C catches a salmon on a tuna rig just off Astoria!
We had grand dreams of sushi every day and sending John and the kids home with a cooler or two full of fish. Despite the majority of the crew chumming for fish (some more heartily than others) we only caught 2 fish on this trip. It started well just off the coast of Astoria where despite being a little close to shore yet for tuna, we had put out ours and the kids’s lines with tuna lures in eager anticipation of hitting the magic tuna area off the coast. Apparently the tuna lures work for salmon too as the first strike was a beautiful coho. You are supposed to be able to pour alcohol in the gills of the fish to kill them without all the bloody bludgeoning so we had a bottle in the cockpit for that purpose. Either the vodka we saved from draining the water lines after winter was too diluted to do the trick or salmon don’t mind a shot now and then. Finally it was cleaned and on ice for John and co. to take home (word is it was tasty!) and we cleaned the cockpit and ourselves of fish scales and goo.
Crew J, E and John sign the duvet
Fisherman J keeps watch

Early the next morning Darren was on watch and saw a tug on one of the hand lines. He pulled the line in all the while wondering if there really was a fish as it didn’t seem to be fighting. He got it close to the boat and started calling for me to get up and get the gaff – it was an albacore! John took over the helm as Darren continued pulling the tuna in and I dug out the gaff then went back below for the camera. Darren got the fish next to the boat and slipped the gaff over the edge for the final haul into the cockpit. This particular school had held lessons about gaffs though, as soon as the tuna saw the gaff he went from being docile as a lamb to jumping right off that hook and swimming away in a flash. Although we sailed through more tuna areas and we repeatedly sang the tuna song that J. composed and led especially for the occasion, we never were able to hook another fish.
 Our sashimi dreams dashed, we had spaghetti for supper.

E & C enjoy calmer seas

Helmsman John
Newport fog clearing

We arrived at Newport early Sun morning but a dense fog blanketed us just as we were about ½ mile from the outer buoy.
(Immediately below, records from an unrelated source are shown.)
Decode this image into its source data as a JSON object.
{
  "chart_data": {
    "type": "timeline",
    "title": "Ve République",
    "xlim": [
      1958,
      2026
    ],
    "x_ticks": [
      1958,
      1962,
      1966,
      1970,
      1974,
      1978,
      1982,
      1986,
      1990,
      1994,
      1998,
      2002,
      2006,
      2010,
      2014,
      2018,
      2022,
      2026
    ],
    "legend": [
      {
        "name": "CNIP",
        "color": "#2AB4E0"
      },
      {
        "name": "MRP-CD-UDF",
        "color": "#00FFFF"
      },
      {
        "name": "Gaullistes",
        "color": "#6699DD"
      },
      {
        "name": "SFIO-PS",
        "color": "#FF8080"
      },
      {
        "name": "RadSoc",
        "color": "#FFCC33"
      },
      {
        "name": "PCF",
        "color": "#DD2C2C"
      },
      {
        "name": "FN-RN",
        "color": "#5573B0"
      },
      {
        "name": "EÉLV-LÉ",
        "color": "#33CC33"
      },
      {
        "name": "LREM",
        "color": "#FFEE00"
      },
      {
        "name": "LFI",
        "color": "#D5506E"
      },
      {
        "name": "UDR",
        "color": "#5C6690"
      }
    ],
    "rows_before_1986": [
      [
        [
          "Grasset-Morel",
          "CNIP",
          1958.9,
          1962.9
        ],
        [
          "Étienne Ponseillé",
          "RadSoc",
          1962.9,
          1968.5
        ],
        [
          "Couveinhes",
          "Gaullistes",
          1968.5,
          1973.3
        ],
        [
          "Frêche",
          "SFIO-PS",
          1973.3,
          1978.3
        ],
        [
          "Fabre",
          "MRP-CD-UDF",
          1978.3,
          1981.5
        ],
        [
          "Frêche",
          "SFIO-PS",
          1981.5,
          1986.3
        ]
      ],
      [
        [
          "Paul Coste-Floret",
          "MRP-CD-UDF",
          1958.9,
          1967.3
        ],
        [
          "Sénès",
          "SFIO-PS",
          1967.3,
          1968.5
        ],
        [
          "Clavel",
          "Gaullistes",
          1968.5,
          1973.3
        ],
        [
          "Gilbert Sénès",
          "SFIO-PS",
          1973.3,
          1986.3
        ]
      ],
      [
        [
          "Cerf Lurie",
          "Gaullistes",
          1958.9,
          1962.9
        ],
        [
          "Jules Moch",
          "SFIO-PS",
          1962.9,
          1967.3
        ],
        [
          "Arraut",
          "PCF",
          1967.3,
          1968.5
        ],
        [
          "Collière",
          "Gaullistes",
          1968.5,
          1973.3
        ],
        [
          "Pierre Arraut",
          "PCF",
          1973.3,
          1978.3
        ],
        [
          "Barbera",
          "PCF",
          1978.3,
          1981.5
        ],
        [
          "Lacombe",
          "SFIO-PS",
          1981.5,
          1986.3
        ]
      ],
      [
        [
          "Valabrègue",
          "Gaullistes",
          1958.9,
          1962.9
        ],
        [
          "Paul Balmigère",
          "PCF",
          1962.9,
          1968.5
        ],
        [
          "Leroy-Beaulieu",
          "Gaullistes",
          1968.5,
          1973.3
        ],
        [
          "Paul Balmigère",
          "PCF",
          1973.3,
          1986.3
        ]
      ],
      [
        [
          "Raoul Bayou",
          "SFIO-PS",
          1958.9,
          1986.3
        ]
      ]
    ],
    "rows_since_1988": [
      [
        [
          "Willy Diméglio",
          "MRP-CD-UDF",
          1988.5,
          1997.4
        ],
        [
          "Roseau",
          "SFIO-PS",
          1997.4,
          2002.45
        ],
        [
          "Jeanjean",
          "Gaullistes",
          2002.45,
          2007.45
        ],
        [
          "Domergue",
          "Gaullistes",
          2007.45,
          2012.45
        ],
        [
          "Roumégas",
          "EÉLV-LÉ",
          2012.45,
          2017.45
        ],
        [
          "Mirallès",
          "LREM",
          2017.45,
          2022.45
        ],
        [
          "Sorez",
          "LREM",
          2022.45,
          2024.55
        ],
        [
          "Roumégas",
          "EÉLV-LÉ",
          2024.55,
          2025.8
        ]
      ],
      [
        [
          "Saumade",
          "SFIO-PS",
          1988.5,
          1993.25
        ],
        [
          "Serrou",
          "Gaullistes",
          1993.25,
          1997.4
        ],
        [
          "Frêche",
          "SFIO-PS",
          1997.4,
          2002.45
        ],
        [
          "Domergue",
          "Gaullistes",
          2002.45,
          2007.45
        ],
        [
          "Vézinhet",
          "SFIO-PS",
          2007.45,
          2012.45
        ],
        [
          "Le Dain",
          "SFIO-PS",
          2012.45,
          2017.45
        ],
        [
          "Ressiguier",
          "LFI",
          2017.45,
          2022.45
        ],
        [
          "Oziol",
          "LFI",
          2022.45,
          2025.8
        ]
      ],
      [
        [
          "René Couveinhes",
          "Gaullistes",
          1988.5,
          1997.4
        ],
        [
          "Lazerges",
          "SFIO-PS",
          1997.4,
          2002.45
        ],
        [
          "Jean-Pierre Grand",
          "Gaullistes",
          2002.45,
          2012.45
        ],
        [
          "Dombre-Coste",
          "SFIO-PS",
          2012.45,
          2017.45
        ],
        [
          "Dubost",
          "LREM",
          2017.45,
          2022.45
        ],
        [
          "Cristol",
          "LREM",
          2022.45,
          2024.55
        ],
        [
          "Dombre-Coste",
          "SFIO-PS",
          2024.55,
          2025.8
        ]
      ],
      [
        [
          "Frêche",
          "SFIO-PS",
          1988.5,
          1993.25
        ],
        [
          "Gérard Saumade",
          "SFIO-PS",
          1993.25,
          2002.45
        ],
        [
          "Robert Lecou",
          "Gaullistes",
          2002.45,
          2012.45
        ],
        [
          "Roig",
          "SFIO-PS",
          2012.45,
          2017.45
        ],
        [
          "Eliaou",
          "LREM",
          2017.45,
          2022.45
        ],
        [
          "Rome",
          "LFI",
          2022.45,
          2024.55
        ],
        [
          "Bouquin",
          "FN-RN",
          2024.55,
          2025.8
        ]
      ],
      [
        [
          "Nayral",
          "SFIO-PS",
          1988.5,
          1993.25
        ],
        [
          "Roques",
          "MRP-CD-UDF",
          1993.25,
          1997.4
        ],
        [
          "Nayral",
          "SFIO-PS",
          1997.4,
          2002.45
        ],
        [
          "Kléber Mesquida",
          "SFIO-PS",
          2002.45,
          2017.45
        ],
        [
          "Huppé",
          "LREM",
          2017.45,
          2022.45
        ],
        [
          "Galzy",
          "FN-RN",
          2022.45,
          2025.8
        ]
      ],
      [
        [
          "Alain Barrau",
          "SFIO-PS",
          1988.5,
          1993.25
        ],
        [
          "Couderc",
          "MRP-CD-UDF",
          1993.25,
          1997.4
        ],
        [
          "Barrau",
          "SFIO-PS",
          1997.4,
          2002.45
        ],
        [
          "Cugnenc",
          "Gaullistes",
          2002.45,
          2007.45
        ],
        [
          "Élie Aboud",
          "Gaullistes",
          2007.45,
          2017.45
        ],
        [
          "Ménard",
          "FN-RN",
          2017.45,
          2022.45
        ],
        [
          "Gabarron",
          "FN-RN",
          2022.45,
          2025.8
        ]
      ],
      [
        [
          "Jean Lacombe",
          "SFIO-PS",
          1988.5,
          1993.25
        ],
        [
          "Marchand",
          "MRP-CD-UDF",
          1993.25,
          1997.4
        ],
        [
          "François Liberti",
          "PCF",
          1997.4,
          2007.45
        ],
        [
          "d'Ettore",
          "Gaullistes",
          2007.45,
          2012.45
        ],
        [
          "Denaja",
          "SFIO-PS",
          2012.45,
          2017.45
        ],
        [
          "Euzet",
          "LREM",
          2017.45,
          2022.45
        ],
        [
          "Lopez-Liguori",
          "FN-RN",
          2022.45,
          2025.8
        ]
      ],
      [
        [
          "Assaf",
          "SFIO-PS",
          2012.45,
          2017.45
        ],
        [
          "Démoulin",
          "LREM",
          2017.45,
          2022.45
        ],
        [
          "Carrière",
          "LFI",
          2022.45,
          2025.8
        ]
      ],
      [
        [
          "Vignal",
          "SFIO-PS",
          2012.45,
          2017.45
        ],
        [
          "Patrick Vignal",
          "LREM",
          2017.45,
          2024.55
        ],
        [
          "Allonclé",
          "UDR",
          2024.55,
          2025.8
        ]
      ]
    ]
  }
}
We decided to wait it out til sunrise and see what happened and were rewarded with a glorious morning of clearing fog.

Thanks to R for the pic of us coming in!

 We met Sonya, R and S on the dock and exchanged their gear for our surfboards, then saw them off. A really tough farewell. I reserve the right not to show the teary pix. 
We will miss our great crew! Love you lots!

Thanks to John and co. for your help in this first ocean passage of this adventure. Your moral support, shifts at the wheel, cooking, baking, shopping, gifts, ground support crew, company and more were extremely helpful in getting us off to a good start. In addition, your depth of practical research in the seasickness realm has given us some ideas for smoother future passages. We love and miss you already and can’t wait for you to join us again.